PortuguêsInterpretação de Textos
Código
qg543883
Banca
INSTITUTO AOCP
Órgão
IF-PB
Ano
2025
Nível
Médio

A língua do Brasil



O tupi, primeiro idioma encontrado pelos portugueses no Brasil de 1500, ainda resiste no nosso vocabulário. Agora tem gente querendo vê-lo até nas escolas. Em pleno século XXI.
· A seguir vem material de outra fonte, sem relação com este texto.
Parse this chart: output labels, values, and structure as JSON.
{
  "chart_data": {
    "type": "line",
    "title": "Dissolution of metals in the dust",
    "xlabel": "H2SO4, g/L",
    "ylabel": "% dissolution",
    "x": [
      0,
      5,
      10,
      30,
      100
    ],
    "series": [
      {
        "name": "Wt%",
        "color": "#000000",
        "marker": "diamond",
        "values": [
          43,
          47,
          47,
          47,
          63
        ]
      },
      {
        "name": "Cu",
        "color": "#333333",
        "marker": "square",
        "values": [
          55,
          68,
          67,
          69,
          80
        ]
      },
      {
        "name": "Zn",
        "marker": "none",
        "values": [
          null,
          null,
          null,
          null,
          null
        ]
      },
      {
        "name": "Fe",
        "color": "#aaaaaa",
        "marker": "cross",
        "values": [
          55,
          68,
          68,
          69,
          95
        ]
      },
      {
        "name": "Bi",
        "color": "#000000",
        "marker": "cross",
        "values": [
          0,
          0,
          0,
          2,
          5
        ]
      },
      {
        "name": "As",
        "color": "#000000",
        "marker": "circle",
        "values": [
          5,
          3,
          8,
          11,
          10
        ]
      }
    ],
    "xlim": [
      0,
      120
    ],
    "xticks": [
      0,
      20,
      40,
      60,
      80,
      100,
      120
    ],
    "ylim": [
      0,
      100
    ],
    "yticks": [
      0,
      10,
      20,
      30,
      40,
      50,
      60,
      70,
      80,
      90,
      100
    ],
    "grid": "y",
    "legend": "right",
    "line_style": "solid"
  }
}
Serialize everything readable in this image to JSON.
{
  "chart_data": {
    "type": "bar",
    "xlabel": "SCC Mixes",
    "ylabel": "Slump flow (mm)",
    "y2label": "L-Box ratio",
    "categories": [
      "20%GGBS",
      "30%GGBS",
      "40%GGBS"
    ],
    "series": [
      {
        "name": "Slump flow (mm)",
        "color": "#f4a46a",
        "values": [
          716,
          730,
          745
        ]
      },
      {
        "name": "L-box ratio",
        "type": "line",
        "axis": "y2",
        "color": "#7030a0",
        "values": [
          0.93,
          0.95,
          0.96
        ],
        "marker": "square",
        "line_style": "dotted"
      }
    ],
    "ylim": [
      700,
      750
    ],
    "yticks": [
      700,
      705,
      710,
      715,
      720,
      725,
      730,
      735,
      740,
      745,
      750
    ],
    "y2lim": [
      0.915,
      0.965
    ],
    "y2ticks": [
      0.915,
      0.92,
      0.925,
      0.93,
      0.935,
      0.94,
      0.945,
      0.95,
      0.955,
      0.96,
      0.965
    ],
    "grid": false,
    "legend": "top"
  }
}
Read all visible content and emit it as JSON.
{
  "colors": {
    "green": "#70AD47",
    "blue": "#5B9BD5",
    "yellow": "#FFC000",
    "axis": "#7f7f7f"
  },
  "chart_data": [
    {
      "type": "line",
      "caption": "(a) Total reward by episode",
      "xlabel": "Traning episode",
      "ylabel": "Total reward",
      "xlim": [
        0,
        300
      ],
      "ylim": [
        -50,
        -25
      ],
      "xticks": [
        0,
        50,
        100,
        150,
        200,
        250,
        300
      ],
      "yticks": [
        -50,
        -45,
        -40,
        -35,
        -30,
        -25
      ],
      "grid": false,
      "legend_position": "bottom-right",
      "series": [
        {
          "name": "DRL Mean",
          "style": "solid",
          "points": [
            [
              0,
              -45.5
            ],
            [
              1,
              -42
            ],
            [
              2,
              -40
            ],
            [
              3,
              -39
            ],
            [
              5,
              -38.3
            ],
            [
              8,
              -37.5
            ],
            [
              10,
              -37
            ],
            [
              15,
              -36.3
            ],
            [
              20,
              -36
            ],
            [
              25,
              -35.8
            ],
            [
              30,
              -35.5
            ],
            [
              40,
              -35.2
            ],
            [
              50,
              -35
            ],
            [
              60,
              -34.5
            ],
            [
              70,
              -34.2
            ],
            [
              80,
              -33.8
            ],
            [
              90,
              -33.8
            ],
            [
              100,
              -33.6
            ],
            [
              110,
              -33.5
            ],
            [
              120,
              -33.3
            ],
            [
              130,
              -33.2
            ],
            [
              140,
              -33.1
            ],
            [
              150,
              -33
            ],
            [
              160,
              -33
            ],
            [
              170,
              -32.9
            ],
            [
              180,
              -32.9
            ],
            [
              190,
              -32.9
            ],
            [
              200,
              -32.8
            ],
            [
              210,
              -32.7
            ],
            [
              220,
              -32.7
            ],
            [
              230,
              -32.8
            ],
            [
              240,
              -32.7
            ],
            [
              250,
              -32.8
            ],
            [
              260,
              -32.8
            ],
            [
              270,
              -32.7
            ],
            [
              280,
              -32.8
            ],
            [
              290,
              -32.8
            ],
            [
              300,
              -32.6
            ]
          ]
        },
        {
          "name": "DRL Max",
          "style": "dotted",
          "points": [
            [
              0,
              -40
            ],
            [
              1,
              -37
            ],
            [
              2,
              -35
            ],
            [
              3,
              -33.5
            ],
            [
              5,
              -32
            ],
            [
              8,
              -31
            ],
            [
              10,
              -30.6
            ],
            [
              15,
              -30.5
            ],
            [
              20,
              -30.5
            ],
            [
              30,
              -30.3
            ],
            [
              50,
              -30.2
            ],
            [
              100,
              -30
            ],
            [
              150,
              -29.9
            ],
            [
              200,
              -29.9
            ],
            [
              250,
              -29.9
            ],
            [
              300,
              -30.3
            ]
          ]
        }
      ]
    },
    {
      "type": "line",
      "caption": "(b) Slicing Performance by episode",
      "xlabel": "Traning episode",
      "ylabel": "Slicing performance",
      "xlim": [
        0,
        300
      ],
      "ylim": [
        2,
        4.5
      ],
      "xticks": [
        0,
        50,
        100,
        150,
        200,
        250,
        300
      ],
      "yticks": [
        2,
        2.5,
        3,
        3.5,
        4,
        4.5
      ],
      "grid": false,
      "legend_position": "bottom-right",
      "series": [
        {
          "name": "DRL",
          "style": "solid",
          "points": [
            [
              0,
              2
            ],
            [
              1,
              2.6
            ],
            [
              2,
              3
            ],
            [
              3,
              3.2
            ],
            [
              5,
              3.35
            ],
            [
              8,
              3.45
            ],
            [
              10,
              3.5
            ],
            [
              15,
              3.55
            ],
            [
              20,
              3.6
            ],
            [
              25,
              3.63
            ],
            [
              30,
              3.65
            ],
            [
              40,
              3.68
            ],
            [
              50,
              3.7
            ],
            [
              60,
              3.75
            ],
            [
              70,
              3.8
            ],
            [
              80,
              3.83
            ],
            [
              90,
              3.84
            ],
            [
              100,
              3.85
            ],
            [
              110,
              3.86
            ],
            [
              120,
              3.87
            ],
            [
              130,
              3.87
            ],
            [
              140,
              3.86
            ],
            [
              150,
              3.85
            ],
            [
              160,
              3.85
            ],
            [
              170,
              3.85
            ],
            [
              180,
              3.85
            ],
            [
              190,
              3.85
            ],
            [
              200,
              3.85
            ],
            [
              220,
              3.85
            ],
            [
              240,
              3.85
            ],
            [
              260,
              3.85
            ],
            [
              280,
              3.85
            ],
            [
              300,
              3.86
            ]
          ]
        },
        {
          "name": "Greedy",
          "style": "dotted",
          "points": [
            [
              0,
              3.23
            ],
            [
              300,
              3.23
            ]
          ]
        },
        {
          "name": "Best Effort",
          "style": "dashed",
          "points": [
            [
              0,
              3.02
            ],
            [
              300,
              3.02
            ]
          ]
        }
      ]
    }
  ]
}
        No auge de sua loucura, o ultranacionalista personagem de Triste Fim de Policarpo Quaresma, livro clássico de Lima Barreto (1881-1922), conclamava seus contemporâneos a abandonar a língua portuguesa em favor do tupi. Hoje, 83 anos depois da publicação da obra, o sonho da ficção surge na realidade. O novo Policarpo é um respeitado professor e pesquisador de Letras Clássicas da Universidade de São Paulo (USP), Eduardo Navarro. Há dois meses, ele fundou a Tupi Aqui, uma organização não-governamental (ONG) que tem por objetivo lutar pela inclusão do idioma como matéria optativa no currículo das escolas paulistas. “Queremos montar vinte cursos de tupi em São Paulo no ano que vem”, disse à SUPER. […]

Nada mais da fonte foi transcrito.